Vintage Sewing Pattern Pledge checkin - a.k.a. "Are the 80s vintage?!"

A few weeks ago, I added the Vintage Sewing Pattern Pledge button to my sidebar - I love this concept!  Marie from A Stitching Odyssey created a pledge to sew 5 vintage patterns from her stash in 2014.  What a great challenge!  She invited readers to join her in sewing vintage patterns and customize the challenge to suit them.  From one in the year to one every month, folks are incorporating vintage patterns into their sewing for 2014.

As for me, I love this pledge because it makes use of vintage patterns and it is spread over a long time frame with open-ended parameters... sounds like a recipe for success - so I thought I'd join in the fun.

This year, I've really enjoyed getting familiar with indie patterns and designers and I have a wishlist a mile long of new patterns that I'd like to try - but I'm also on a budget, love to wear vintage, and love thrift-store shopping... so I have been collecting patterns from across the decades lately. This pledge is great inspiration and motivation to experiment with my finds.  Here are my most recent acquisitions in the thrifted pattern category.  I'm collecting them faster than I can possibly sew them all, but it's great to have patterns on hand for future projects. (And lest you think I paid a whole 45 cents for each of these - fear not!  They were actually 75% off since they had been sitting around the Salvation Army for so long.)


So, without further ado:

I pledge to make at least 5 garments this year from 20th century patterns.

Sorry. I can't quite comfortably call 80's and 90's patterns "vintage" yet, so I'm just saying 20th century, which will cover most of the patterns I've found at thrift stores. I guess I'm just not ready to think that stuff I once wore brand new is proper vintage yet.  Please humor me for a few more years, as I come to accept this & maybe in 2015 I will make a pledge to sew 5 patterns from before I was born!

I read a recent update on the Vintage Pattern Pledge and realized that my current project actually fits the pledge, which inspired me to do a little roundup of my own.

I'm currently working on an Eighties top from a pattern I got on one of my Grants Pass thrifting adventures. It's from 1988. It's a really simple shape that I have sliced up to incorporate a fun bit of fabric I also found in a Grants Pass thrift store.  This modified pattern has been a great opportunity to practice the French seaming method I learned from Gertie's New Book for Better Sewing.  I am a little embarassed to admit this, but the finishing method I used to do that I thought was a French seam was actually a flat felled seam.  It makes a similar finish only stitched down, but little did I know - there is an easier way! I learned so much from Gertie's seam finishing chapter and now proper French seams seem easy-peasy, so I am really enjoying them. Look: it's a French seam convergence!

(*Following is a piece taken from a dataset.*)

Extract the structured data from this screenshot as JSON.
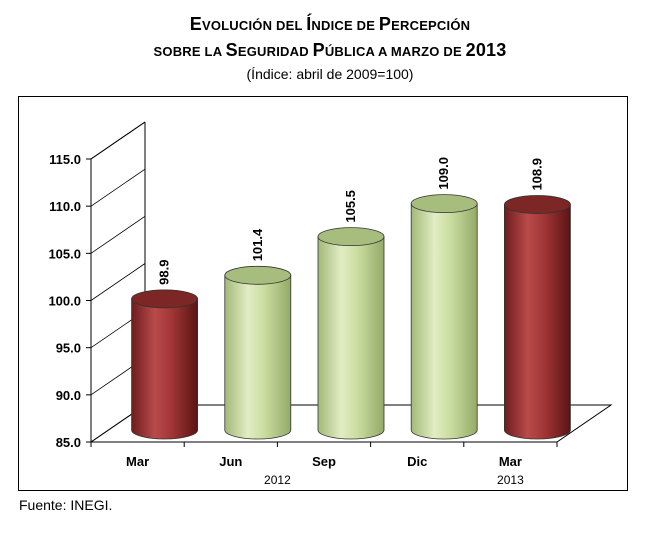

More on this project in another post, once it's finished... now back to the vintage pattern sewing pledge. I'm working my way back in time, slowly.  So far, this year I've sewn a dress and a skirt from 1994 and a sweatshirt from 1988, as well as adapting a smock dress from the 1970s.

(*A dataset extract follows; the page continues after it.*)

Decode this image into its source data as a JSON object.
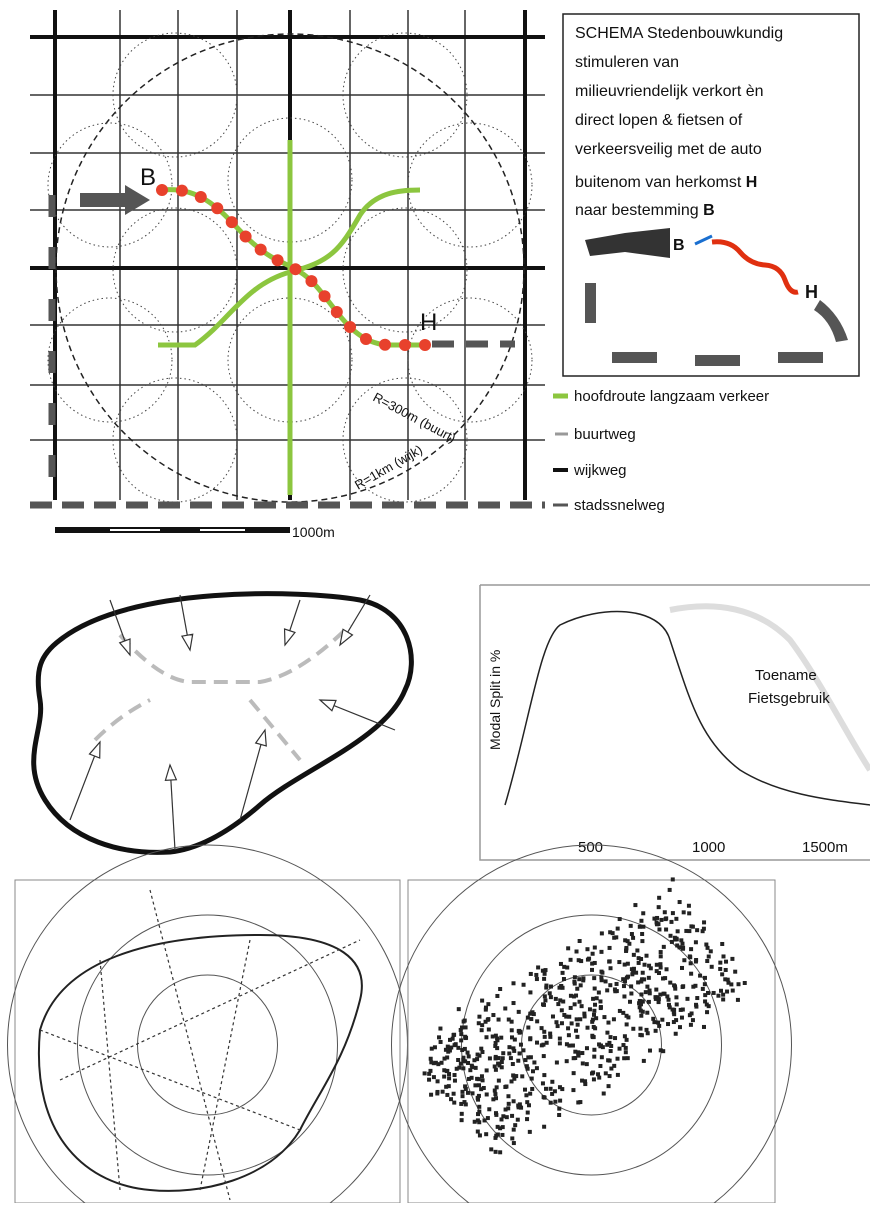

Here's that 1970's smock dress muslin that got me back into sewing my own clothes! I ditched the pattern after making the muslin because the shape I was dreaming of from doll clothes doesn't really flatter my body type at all... but I am still glad that I tried it because it made me realized how much I love to sew for myself.

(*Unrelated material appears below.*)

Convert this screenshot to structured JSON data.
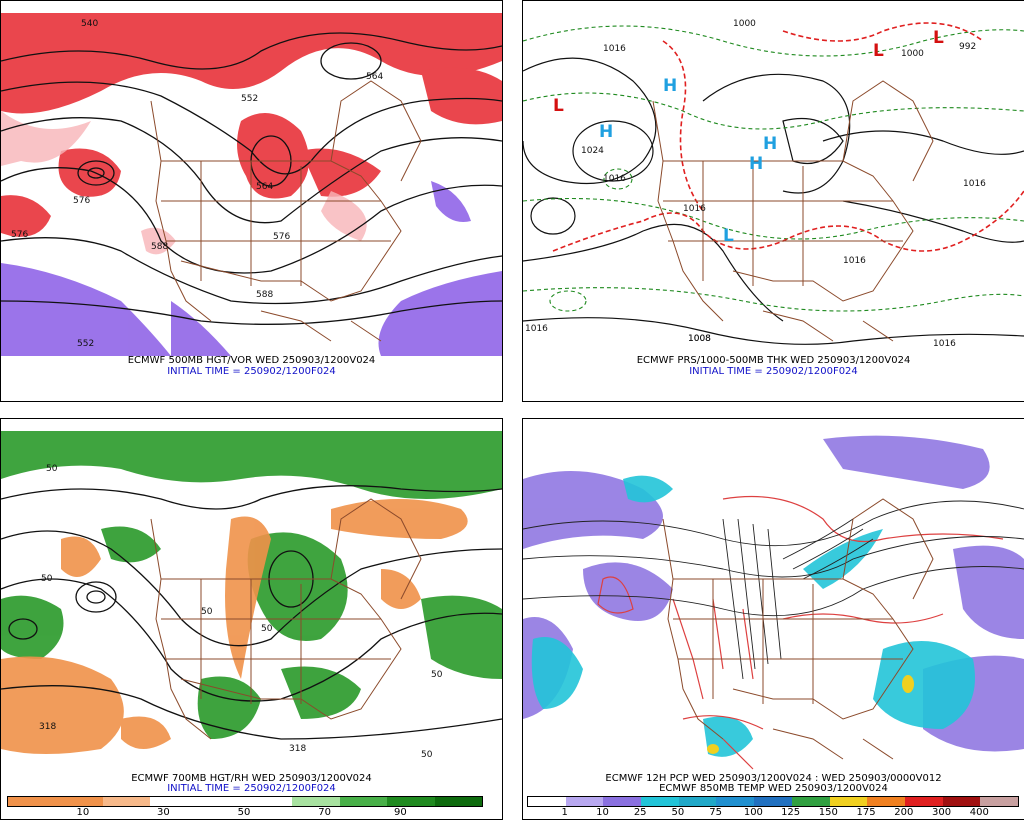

And here's my 1994 babydoll dress, my 1988 knit pullover made with vintage fabric, and my 1994 skirt.
I feel like I'm working my way back in time through retro/throwback patterns, but what I really consider as vintage patterns are things from the 1970s and earlier... so I went through my stash to pick some older patterns for the rest of the year.  Here are my top three.
I love the 1974 wrap skirt and the 70's knit tops, especially the collared ones.  I also think this high-waisted dress is adorable and may give me the feeling I was dreaming of with that first smock dress pattern and the Chelsea, but in a more flattering shape.  It's an undated pattern, but I am guessing 1960s as the fashion era for this one.  I'm also beginning to search etsy and ebay for a 1950's New Look style shirtwaist dress to delve even further back in time as 2014 progresses.